Cat microchipping is largely mandatory in Australia

There are six states and two territories in the Commonwealth of Australia. I will call these non-federal legislatures. Of these eight legislatures, six have mandatory micro-chipping of domestic cats. The two that don't are the Northern Territory and Tasmania.

Photo: Pixabay.

Tasmania has mandatory micro-chipping of dogs but not yet for cats. Although cat owners are encouraged to have their cat microchip and sterilised if they are over six months of age. There are plans to phase in obligatory micro-chipping by amending the Cat Management Act 2009. The introduction of the law is planned to be at the end of 2021.

As for the Northern Territory, although micro-chipping is not compulsory, it is compulsory if a citizen lives within the city of Darwin as part of the council's animal management by-laws.
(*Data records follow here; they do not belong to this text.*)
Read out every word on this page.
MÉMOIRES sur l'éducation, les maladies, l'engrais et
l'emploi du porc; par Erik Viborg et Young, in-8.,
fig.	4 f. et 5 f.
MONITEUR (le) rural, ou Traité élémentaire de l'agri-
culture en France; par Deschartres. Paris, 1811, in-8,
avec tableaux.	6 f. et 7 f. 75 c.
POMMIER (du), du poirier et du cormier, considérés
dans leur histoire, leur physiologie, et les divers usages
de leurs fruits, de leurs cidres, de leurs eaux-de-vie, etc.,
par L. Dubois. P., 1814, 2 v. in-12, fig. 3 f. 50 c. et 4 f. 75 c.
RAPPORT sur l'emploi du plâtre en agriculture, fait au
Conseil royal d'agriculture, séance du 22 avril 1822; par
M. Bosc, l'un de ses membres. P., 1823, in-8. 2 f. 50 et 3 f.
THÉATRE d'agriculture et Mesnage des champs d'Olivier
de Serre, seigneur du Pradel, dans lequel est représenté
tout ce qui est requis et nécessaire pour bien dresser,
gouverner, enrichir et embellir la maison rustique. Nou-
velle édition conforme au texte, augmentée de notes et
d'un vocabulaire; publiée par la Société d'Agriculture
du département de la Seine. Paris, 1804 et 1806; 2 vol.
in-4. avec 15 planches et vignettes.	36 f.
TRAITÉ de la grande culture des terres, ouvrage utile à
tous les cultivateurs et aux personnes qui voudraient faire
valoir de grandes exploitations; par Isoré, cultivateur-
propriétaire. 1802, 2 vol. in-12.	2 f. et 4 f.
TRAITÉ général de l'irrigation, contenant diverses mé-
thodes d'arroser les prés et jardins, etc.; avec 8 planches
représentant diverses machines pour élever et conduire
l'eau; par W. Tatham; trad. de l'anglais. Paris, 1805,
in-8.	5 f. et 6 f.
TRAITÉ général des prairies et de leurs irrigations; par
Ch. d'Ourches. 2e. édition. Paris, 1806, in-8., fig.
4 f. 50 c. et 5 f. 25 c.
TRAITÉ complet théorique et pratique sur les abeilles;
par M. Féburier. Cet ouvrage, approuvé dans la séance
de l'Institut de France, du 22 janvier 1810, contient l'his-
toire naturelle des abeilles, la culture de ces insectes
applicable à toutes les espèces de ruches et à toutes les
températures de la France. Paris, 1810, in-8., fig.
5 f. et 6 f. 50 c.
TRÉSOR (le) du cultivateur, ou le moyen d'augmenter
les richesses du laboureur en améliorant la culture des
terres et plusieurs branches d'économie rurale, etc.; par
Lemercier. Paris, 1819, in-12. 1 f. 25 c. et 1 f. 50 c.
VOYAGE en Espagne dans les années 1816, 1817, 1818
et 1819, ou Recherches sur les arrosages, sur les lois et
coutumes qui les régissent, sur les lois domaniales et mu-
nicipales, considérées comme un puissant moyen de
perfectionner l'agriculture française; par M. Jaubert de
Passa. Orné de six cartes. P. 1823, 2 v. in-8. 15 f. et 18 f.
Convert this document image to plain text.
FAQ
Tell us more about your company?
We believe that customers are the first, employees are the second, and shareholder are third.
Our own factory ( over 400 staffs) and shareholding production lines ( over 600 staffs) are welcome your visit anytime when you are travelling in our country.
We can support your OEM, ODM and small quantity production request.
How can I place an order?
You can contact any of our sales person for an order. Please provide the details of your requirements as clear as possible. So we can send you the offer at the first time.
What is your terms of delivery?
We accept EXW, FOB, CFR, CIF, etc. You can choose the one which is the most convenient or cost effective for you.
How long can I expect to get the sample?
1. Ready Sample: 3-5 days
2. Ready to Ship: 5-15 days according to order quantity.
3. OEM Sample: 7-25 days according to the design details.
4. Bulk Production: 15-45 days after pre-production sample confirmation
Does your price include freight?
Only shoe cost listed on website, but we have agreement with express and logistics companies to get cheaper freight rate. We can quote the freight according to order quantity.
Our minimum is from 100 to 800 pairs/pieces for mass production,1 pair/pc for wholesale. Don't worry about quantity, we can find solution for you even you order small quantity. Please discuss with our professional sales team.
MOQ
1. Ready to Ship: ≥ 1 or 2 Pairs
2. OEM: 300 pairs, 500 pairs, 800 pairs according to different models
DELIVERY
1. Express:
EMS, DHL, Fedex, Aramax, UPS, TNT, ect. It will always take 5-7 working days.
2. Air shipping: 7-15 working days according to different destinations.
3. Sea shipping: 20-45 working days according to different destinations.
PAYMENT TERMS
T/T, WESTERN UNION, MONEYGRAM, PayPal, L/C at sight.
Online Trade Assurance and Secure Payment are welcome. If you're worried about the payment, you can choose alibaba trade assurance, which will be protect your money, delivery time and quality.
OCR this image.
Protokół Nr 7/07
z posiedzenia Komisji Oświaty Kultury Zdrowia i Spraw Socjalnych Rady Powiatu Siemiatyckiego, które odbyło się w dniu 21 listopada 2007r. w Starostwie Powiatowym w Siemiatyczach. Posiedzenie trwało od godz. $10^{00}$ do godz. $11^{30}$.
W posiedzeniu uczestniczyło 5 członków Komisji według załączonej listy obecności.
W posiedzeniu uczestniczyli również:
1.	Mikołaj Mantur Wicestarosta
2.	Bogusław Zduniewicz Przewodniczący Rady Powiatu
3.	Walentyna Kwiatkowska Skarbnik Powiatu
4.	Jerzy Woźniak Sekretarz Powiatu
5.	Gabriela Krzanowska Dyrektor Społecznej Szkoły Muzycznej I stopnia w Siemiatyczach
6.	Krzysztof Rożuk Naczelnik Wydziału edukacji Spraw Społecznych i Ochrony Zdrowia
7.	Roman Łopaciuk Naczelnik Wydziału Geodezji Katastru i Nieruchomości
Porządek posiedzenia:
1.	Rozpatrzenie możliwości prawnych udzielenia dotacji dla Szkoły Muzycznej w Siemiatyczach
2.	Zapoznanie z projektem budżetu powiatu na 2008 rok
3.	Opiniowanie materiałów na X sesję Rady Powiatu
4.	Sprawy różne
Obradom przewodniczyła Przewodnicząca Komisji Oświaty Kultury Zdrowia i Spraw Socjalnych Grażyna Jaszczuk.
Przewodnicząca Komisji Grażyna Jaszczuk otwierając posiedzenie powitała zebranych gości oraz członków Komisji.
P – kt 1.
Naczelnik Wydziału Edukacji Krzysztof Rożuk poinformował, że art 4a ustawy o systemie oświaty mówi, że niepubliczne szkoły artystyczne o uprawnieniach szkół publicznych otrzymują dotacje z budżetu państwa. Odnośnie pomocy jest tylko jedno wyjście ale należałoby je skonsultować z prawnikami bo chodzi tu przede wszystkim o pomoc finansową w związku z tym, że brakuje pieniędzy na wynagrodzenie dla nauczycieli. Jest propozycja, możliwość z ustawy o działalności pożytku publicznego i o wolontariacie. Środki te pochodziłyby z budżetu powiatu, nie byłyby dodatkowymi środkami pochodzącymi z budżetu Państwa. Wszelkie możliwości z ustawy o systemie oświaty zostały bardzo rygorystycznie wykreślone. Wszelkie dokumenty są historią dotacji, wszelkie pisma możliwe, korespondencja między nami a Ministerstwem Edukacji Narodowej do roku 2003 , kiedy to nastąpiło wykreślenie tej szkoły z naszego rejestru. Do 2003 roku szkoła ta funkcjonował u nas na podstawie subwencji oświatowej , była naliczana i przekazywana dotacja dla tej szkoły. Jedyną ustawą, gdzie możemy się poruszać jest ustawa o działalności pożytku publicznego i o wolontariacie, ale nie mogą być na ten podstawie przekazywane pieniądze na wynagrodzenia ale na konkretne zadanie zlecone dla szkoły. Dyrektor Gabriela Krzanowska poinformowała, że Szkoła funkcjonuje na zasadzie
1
As I understand it, in each case where micro-chipping of cats is mandatory in Australia the law is triggered when a cat or dog is sold or transferred before the age of 12 weeks. 

You can read more if you wish on this topic by clicking on this link which opens a new window and take you to the main website.

Comment: governments, both federal and local of various types throught the developed workd are gradually coming around to the idea that compulsory micro-chipping should be obligatory within their jurisdiction. This applies to the UK where there are advanced plans to make micro-chipping obligatory for domestic cats. It is already obligatory for dogs. The reason? To better control cat ownership, to enforce better responsibility in cat caretaking, and to reunite owners with their loss cats and finally to reunite owners with deceased cats who have been killed on the roads. There are other indirect benefits for compulsory micro-chipping which don't come to mind immediately but will no doubt surface once the law is in force.